Vi siete mai sentiti estranei nel luogo in cui vivete? Provate ansia o angoscia per il futuro del pianeta Terra? È perfettamente normale: si tratta di un fenomeno che si chiama solastalgia e che interessa le persone che vivono alle prese con cambiamenti radicali, che minano le certezze precedenti, rispetto al proprio ambiente o perfino rispetto alla propria casa.
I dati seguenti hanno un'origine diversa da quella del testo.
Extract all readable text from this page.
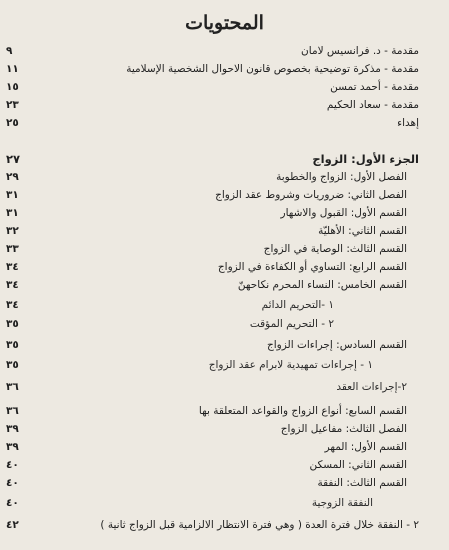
المحتويات
مقدمة - د. فرانسيس لامان
٩
مقدمة - مذكرة توضيحية بخصوص قانون الاحوال الشخصية الإسلامية
١١
مقدمة - أحمد تمسن
١٥
مقدمة - سعاد الحكيم
٢٣
إهداء
٢٥
الجزء الأول: الزواج
٢٧
الفصل الأول: الزواج والخطوبة
٢٩
الفصل الثاني: ضروريات وشروط عقد الزواج
٣١
القسم الأول: القبول والاشهار
٣١
القسم الثاني: الأهليّة
٣٢
القسم الثالث: الوصاية في الزواج
٣٣
القسم الرابع: التساوي أو الكفاءة في الزواج
٣٤
القسم الخامس: النساء المحرم نكاحهنّ
٣٤
١ -التحريم الدائم
٣٤
٢ - التحريم المؤقت
٣٥
القسم السادس: إجراءات الزواج
٣٥
١ - إجراءات تمهيدية لابرام عقد الزواج
٣٥
٢-إجراءات العقد
٣٦
القسم السابع: أنواع الزواج والقواعد المتعلقة بها
٣٦
الفصل الثالث: مفاعيل الزواج
٣٩
القسم الأول: المهر
٣٩
القسم الثاني: المسكن
٤٠
القسم الثالث: النفقة
٤٠
النفقة الزوجية
٤٠
٢ - النفقة خلال فترة العدة ( وهي فترة الانتظار الالزامية قبل الزواج ثانية )
٤٢
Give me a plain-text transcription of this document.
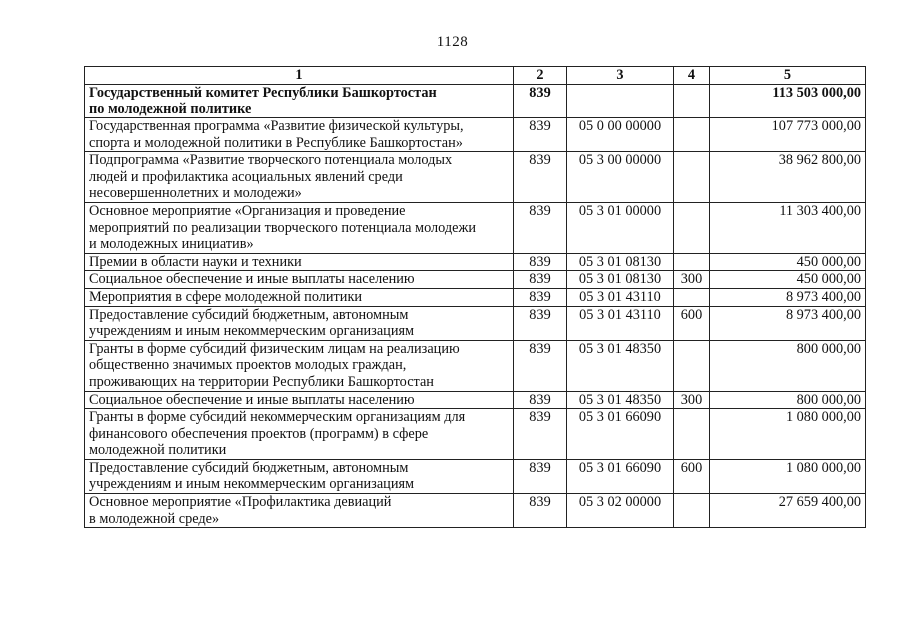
1128
1	2	3	4	5
Государственный комитет Республики Башкортостан
по молодежной политике	839			113 503 000,00
Государственная программа «Развитие физической культуры,
спорта и молодежной политики в Республике Башкортостан»	839	05 0 00 00000		107 773 000,00
Подпрограмма «Развитие творческого потенциала молодых
людей и профилактика асоциальных явлений среди
несовершеннолетних и молодежи»	839	05 3 00 00000		38 962 800,00
Основное мероприятие «Организация и проведение
мероприятий по реализации творческого потенциала молодежи
и молодежных инициатив»	839	05 3 01 00000		11 303 400,00
Премии в области науки и техники	839	05 3 01 08130		450 000,00
Социальное обеспечение и иные выплаты населению	839	05 3 01 08130	300	450 000,00
Мероприятия в сфере молодежной политики	839	05 3 01 43110		8 973 400,00
Предоставление субсидий бюджетным, автономным
учреждениям и иным некоммерческим организациям	839	05 3 01 43110	600	8 973 400,00
Гранты в форме субсидий физическим лицам на реализацию
общественно значимых проектов молодых граждан,
проживающих на территории Республики Башкортостан	839	05 3 01 48350		800 000,00
Социальное обеспечение и иные выплаты населению	839	05 3 01 48350	300	800 000,00
Гранты в форме субсидий некоммерческим организациям для
финансового обеспечения проектов (программ) в сфере
молодежной политики	839	05 3 01 66090		1 080 000,00
Предоставление субсидий бюджетным, автономным
учреждениям и иным некоммерческим организациям	839	05 3 01 66090	600	1 080 000,00
Основное мероприятие «Профилактика девиаций
в молодежной среде»	839	05 3 02 00000		27 659 400,00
Che cos’è la solastalgia e come si manifesta

Come scrive LifeGate, il termine è un composto da solacium (che significa conforto o soccorso) e algia (che è un suffisso greco che vuol dire dolore), ed è stato coniato nel 2003 dal filosofo australiano Glenn Albrecht. Il significato più letterale indica la nostalgia del luogo in cui ci si trova: ma come si fa ad avere nostalgia di un luogo in cui si vive? Semplice: può darsi che la vostra casa, la vostra città, regione o, su più ampia scala, il pianeta stiano cambiando e voi non avete assimilato questi cambiamenti, non li condividete oppure non li accettate, magari solo a livello inconscio.

Le cause della solastalgia possono essere i cambiamenti climatici, la ricostruzione dopo un terremoto o un uragano, abitare nei pressi dei siti di fracking, i cambiamenti che coinvolgono la composizione economica, culturale e sociale della vostra città (come per esempio la chiusura di un pronto soccorso o dell’unica scuola presente, una crisi finanziaria su ampia scala o ancora la riduzione degli spazi verdi) e simili. Albrecht ha riscontrato la solastalgia negli abitanti dell’Upper Hunter Valley dopo il boom dell’estrazione del carbone: i navajo australiani, privati della terra, si sono trovati a fronteggiare rabbia, ansia e forte stress.

È un tipo di nostalgia di casa o malinconia che provi quando sei a casa – ha detto Albrecht – e il tuo ambiente familiare sta cambiando intorno a te in modi che ritieni profondamente negativi.

Tra i sintomi di questa condizione (che ha tempistiche diverse da persona a persona) ci sono:

  • nostalgia;
  • stress;
  • ansia e attacchi di panico;
  • alienazione;
  • depressione;
  • disturbi del sonno;
  • rabbia apparentemente immotivata;
  • dolore;
  • senso di perdita;
  • tendenza al suicidio.

Tutto questo può arrivare a minare profondamente il sistema immunitario, aprendo la strada a diverse malattie fisiche e quindi non solo della psiche. Inoltre si rischia di distruggere qualunque tipo di relazione interpersonale.

Gli studi scientifici

Tra le fasce d’età più esposte alla solastalgia ci sono le comunità tribali e gli agricoltori ma anche i bambini e gli anziani. Secondo uno studio di Perry E. Sheffield e Philip J. Landrigan, i bambini che hanno dovuto affrontare dei particolari eventi meteorologici, come i sopravvissuti a un uragano o a uno tsunami, da adulti hanno una maggiore predisposizione ad avere disturbi psicologici.

Inoltre uno studio pubblicato dall’American Public Health Association ha trovato che il 45% dei bambini che sono sopravvissuti a un evento meteorologico traumatico soffre di depressione duratura.

Una ricerca del 2011 compilata da Colin Wayne Rigby, Alan Rosen, Helen Louise Berry e Craig Richard Hart ha trovato che il benessere sociale ed emotivo degli aborigeni del Nuovo Galles del Sud sia stato estremamente minato da una lunga siccità.

C’è poi uno studio del 2008, che ha indagato su un campione di persone sopravvissute inizialmente all’uragano Katrina del 2005: quasi la metà di essi ha sviluppato ansia e depressione mentre il tasso di suicidi si è raddoppiato. Infine, nel 2017, l’American Psychological Association ha trovato una correlazione tra cambiamenti climatici e salute mentale.

Come contrastare la solastalgia

Difficile dire cosa si possa fare, anche perché ogni persona può affrontare la solastalgia in modo differente da un’altra. Se i sintomi ci impediscono di vivere una quotidianità serena, è bene rivolgersi a uno psicologo e andare in analisi: un professionista può essere sempre d’aiuto in questi casi e magari ci dà una mano anche con altri traumi o criticità.

Se invece abbiamo la forza di lottare per un cambiamento, un po’ come fa Greta Thunberg, possiamo farlo: possiamo studiare e buttarci in politica, magari anche sul piano locale, perché ci sono sempre molti problemi ambientali che si possono combattere anche nei paesi più minuscoli, dallo smaltimento dei rifiuti alla qualità dell’aria. Questo magari ci consentirebbe di sentirci di nuovo a casa quando siamo a casa nostra.